I don’t know many people who like poetry, though I do know a good number of people who read. Poetry remains rarefied and uninviting—or is the better word unappealing?—which is why I suspect National Poetry Month consistently passes uncelebrated and unacknowledged in the lives of most Americans. Poetry is the country music to those who might otherwise fancy themselves readers of everything, the form of writing almost all otherwise enthusiastic readers (of fiction and history and short stories and essays…) are excused for eschewing.
That isn’t to say people hate poetry. On the contrary, those who don’t read it often look upon the genre with benevolence, maybe even fond indulgence. When someone finds out I went to grad school to study poetry, they are almost inevitably charmed, if only with my precocious embrace of un-employability. What a cute, quaint, harmless pastime, their smiles imply, like I actually got a Masters in Floral Management.
Though it’s arguably the most persistent, adaptable, iconoclastic form of art, poetry has more unpleasant stereotypes to buck than any other. It’s been a few years since I was in grade school, but I remember the poetry taught then as written almost exclusively by long-dead British men and a handful of more recently dead white American men. Oh, and Emily Dickinson.

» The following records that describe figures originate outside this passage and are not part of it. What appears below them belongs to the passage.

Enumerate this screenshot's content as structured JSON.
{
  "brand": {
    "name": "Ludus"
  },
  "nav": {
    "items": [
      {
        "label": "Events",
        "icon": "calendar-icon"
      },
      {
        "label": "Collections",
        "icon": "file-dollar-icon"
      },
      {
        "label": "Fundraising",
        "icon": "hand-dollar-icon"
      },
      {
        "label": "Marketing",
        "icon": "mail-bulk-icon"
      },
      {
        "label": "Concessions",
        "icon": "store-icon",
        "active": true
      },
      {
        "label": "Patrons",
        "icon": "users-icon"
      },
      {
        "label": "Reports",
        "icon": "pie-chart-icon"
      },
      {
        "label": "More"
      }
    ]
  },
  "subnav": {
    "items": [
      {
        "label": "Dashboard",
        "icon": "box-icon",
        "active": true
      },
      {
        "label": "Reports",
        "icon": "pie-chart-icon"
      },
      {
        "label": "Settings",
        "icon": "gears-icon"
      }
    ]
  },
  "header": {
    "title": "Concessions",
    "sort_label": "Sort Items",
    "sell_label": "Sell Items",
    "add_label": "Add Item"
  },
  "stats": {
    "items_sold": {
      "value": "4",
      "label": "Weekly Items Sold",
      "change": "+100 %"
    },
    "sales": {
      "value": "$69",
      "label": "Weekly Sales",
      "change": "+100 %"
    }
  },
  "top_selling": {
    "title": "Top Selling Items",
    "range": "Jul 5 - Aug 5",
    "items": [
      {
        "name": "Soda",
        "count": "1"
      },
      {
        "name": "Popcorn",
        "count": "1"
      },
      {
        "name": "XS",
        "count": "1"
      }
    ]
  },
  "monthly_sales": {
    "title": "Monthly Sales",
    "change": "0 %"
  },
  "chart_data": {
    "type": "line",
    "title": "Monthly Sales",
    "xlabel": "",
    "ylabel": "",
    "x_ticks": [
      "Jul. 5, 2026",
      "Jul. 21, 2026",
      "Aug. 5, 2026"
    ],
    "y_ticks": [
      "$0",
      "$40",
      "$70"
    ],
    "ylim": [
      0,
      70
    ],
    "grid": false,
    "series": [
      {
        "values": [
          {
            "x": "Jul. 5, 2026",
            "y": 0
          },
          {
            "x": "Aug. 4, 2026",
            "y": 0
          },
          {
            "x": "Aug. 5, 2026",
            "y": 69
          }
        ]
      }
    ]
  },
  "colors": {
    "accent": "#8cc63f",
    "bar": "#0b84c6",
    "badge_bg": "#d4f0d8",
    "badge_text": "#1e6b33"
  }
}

Those poets rhymed and used strict meter, which sounded silly and childish to me, and they concerned themselves with being clever, somber, or impenetrable on topics such as fleas, fences, and birds. Even if they were sometimes fun—“The Raven” is fun!—they didn’t move me. They didn’t feel vital or connected to life, and so I learned that poems were either trifles you could forget as soon as you left class, or boring, old codes you were saddled with cracking to pass a class.